Etrafımızda geniş bir örnek yelpazesi var. Her ülkenin kendine göre bir hikayesi var. Toplumların zaaflarını kullanıyor. Güncel diye birkaç örnek vermek istiyorum. Tabi ki önce kendimizden bahsedeceğim. Diğerleri Libya-Bahreyn ve Suriye.

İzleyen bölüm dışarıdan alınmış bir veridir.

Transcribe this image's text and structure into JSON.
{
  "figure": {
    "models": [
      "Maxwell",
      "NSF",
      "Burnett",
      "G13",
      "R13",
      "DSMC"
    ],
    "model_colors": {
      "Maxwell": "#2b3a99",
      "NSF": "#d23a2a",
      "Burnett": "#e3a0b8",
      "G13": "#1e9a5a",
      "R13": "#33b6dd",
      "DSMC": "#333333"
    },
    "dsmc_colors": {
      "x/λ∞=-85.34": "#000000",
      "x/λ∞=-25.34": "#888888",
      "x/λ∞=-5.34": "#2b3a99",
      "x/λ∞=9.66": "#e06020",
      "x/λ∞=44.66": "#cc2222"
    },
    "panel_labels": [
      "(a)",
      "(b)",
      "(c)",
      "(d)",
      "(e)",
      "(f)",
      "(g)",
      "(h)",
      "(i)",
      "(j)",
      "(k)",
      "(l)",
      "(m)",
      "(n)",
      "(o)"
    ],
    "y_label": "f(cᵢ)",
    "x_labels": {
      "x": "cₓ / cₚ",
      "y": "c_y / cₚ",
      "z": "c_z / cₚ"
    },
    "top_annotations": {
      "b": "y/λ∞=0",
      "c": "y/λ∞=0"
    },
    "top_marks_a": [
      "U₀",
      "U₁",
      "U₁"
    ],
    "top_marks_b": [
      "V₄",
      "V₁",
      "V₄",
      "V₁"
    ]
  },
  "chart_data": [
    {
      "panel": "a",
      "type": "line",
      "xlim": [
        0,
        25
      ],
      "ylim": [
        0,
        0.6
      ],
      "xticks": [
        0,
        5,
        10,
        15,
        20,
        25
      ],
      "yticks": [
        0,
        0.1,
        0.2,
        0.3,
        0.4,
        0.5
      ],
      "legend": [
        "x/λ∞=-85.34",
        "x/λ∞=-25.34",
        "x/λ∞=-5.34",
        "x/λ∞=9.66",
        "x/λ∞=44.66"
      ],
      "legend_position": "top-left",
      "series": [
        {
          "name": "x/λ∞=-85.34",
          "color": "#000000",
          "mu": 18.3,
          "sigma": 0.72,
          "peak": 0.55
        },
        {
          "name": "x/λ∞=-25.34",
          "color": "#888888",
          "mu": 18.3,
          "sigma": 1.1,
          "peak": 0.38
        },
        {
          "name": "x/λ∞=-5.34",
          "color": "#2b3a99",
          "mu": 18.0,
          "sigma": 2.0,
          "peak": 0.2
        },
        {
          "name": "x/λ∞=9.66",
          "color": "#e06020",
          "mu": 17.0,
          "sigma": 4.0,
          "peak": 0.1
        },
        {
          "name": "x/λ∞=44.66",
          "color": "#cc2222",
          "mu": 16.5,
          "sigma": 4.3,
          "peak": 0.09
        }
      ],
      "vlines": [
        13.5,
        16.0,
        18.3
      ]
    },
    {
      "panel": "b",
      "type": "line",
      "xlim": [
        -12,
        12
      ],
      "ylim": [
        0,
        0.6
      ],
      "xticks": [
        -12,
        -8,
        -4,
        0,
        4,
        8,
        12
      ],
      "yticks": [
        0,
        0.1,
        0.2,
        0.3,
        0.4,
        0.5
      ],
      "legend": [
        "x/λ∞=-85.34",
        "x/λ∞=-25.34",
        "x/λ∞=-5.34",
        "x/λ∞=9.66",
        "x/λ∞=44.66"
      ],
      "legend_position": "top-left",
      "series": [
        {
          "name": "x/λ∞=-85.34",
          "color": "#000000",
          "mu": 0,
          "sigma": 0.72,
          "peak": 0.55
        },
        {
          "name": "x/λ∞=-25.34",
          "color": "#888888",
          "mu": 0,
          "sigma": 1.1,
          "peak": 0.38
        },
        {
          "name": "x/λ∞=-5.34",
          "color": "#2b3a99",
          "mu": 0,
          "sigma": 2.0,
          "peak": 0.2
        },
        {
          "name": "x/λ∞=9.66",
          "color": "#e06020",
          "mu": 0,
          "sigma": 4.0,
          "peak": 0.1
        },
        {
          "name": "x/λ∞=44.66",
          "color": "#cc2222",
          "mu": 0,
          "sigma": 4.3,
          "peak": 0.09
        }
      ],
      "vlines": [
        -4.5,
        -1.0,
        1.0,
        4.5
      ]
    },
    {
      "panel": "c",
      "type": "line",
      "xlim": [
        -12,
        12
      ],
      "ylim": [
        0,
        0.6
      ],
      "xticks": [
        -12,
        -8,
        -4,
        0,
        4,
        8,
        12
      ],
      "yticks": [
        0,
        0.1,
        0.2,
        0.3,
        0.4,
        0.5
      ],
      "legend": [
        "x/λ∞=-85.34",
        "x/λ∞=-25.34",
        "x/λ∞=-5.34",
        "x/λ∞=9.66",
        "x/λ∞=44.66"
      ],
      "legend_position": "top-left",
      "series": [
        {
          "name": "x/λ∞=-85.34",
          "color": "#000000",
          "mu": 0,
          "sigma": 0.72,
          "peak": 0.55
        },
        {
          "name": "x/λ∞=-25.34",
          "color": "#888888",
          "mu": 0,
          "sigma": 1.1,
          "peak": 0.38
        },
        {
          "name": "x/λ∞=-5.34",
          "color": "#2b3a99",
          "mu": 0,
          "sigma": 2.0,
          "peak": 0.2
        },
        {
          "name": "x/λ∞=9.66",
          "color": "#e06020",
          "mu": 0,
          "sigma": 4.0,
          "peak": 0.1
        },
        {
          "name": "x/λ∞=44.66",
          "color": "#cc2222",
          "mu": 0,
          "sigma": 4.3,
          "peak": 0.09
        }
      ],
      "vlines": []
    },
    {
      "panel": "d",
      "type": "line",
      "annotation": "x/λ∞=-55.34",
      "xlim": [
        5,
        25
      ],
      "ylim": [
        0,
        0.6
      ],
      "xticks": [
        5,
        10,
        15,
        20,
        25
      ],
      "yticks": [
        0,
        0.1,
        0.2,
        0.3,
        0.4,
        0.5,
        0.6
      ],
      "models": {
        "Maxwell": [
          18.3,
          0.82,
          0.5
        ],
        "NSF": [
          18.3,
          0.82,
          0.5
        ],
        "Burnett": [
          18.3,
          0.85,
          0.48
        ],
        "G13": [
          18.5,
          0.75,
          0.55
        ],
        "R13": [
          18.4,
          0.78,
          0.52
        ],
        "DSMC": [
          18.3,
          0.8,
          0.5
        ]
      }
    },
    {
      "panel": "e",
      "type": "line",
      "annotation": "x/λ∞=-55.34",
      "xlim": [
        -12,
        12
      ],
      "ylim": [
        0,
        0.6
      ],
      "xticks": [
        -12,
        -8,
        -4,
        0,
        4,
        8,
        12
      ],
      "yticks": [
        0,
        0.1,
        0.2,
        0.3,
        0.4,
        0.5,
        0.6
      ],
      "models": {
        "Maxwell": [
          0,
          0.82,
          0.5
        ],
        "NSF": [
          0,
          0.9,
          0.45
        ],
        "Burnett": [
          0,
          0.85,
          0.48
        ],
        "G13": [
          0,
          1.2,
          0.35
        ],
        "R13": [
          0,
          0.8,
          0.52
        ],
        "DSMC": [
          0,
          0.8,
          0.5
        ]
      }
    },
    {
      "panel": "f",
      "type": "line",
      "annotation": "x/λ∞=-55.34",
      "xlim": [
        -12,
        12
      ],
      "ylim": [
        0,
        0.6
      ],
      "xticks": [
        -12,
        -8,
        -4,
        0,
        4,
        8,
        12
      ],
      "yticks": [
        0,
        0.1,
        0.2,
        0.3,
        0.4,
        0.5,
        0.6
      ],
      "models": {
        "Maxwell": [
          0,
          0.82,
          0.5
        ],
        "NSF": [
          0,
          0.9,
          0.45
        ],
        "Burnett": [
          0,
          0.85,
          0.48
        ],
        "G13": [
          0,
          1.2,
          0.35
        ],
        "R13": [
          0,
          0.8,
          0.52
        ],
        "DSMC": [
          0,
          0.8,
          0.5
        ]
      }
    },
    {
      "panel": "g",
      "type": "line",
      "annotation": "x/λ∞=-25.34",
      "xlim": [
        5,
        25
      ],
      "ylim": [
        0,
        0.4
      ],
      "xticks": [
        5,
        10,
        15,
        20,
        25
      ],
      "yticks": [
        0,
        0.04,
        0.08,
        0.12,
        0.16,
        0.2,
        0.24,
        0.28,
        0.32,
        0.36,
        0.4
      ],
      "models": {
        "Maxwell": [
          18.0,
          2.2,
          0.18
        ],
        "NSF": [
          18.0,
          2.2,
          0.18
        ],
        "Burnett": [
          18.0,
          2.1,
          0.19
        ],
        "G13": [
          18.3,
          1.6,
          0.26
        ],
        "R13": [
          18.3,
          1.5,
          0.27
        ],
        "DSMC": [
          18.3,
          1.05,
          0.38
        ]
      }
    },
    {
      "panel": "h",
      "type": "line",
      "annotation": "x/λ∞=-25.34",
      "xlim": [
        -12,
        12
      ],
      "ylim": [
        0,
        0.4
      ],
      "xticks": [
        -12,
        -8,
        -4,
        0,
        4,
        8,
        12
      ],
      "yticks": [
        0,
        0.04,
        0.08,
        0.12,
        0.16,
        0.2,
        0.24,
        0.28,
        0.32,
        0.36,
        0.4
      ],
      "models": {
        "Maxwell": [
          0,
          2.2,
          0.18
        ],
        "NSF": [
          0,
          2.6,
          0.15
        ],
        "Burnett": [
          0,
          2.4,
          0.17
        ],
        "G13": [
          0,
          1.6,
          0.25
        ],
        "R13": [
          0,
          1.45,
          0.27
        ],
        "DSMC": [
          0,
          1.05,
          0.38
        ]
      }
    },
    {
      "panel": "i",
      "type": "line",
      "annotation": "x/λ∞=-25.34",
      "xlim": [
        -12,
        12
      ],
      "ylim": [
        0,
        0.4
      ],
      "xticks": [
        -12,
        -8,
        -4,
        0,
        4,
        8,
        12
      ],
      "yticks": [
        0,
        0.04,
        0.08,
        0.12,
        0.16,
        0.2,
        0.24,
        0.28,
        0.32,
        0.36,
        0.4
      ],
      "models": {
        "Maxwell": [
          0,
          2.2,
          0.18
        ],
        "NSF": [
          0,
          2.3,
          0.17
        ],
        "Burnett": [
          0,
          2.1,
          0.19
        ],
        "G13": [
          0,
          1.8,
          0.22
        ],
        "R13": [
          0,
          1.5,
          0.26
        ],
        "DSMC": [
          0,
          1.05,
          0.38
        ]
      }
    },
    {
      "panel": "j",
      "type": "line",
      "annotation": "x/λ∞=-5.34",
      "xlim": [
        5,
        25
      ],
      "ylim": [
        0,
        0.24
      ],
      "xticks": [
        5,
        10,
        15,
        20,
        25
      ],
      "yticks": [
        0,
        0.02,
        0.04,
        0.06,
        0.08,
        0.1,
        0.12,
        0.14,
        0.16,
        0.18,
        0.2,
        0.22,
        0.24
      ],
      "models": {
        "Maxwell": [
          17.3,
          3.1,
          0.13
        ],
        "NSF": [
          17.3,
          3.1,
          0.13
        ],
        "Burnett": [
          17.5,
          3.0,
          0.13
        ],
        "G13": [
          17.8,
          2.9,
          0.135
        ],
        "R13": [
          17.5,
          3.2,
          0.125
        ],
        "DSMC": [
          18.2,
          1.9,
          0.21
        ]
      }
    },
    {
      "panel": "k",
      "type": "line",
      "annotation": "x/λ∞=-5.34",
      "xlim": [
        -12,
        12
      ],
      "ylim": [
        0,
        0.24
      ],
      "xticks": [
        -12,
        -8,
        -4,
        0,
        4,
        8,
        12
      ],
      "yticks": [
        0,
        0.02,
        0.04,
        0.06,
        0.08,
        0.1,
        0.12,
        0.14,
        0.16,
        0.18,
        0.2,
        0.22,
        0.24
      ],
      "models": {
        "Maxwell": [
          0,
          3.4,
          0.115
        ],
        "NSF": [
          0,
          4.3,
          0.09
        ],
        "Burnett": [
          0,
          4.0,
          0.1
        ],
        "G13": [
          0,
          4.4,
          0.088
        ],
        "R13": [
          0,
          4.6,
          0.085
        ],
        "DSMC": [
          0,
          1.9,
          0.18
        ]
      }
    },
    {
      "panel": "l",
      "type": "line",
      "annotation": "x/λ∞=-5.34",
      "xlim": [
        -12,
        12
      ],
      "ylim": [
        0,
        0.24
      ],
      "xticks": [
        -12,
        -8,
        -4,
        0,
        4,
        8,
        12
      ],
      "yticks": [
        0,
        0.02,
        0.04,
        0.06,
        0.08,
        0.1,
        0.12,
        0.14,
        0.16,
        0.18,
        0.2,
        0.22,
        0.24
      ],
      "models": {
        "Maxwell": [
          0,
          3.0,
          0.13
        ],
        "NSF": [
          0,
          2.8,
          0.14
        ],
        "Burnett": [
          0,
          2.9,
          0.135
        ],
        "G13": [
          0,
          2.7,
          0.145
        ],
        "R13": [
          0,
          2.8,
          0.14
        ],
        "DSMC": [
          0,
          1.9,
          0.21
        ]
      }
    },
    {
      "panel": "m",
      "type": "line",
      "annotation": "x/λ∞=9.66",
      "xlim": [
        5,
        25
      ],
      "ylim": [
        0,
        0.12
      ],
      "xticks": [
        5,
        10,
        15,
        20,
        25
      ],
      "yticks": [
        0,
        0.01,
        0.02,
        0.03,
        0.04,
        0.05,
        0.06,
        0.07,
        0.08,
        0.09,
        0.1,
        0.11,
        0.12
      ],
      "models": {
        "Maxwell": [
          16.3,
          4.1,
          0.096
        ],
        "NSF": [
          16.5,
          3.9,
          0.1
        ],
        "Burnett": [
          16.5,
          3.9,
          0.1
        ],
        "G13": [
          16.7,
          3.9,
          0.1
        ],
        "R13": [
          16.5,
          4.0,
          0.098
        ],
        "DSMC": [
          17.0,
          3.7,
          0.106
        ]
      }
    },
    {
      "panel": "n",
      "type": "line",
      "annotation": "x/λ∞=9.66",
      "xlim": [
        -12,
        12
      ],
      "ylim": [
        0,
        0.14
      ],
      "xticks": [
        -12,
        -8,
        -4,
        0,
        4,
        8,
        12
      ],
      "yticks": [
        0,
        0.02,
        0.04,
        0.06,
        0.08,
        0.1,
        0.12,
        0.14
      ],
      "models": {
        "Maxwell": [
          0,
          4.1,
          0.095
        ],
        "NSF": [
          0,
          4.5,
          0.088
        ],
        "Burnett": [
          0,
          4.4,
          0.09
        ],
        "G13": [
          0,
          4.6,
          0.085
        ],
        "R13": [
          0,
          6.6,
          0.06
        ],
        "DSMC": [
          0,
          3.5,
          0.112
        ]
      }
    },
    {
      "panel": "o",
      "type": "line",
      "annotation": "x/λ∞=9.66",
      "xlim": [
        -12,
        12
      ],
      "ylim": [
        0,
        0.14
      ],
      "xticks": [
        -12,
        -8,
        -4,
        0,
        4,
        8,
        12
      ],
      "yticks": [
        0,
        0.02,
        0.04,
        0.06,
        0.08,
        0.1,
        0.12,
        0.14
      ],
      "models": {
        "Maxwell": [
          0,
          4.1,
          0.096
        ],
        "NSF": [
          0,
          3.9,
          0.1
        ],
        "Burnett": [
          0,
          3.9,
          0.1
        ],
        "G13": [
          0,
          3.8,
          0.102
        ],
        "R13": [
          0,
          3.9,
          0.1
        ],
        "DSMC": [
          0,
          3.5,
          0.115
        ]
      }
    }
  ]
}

Biz cumhuriyeti henüz kurarken bile hikayelerin içine düştük. Tarikatlar cumhuriyeti yıkacak. Kürtler ülkeyi bölecek. Aydınlar bizi Ruslara bağlayacak. Dış dünya bizi parçalayacak diye bir korkuyla başladık. Halkımız cahil. Halkımız kandırılmaya müsait. Onun için Askeri vesayetçi rejim bu işin sigortasıdır dedik. Başını kaldıranı ezeceksin. Memleket idaresini sivillere bırakmayacaksın. Ekonomi, siyaset, eğitim, iletişim, savunma, diplomasi, hukuk, bürokrasi, doğrusu toplumsal konularımızın her şeyi denetlenecektir. Kontrol altında olacaktır. Bunun için ne gerekiyorsa yapılmalıydı. Sanayileşmeden, çağdaş demokrasi ölçüsüne kavuşmadan, toplumsal barışımızı sağlanmadan ve demokratik devlet ölçülerini dikkate almadan 100 yılımızı kaybettik. Bu gün hala bu masallarla meşgulüz. Bazılarına göre dinciler şeriatı şimdi daha kolay getirecekler. Kürtler de ülkeyi bölmek üzereler diye korkutuluyoruz. Dolayısıyla reel sorunları ve gelişmiş bir demokrasi ölçüsünü konuşamıyoruz. Çünkü özgürlüklerden korkuyoruz. Özgürlük artarsa dincilerin önü alınamayacak diye düşünülüyor. AKP’nin gücü insanları korkutuyor. Bu güç mutlak ve değişmez sanılıyor. Ulusalcılar AKP hem şeriatı getirecek hem de faşist diktatörlük kuracak diye ikili korkuları yayıyorlar. Onlara göre darbe hazırlıkları yalan. Ergenekon terör örgütü soruşturmaları kasıtlıdır. Yeraltından çıkarılan silahlar da hikaye. Onların iktidar taraftarlarınca kasıtlı gömüldüğünü söylüyorlar. Kamuoyunu germeye çalışıyorlar. Bu ülkede hiç darbe olmamış gibi davranıyorlar. Siyasete hiç muhtıra verilmemiş gibi sayıyorlar. 1970-1980 arasında 5500 evladımızı sanki dış güçler öldürttü. Aydınlıktan korkan bir topluma dönüştürüldük. Sanki bütün kötülüklerin sebebi açıklık ve saydamlıktır. Lakin bu hikayelerin sonuna gelmiş durumdayız. Ya her şeyi değiştireceğiz ve bize layık demokrasi yaratacağız. Ya da birilerinin yeni hikayelerine hazır olacağız. Kendi adıma iyimser olmak için yeterli sebepler görüyorum.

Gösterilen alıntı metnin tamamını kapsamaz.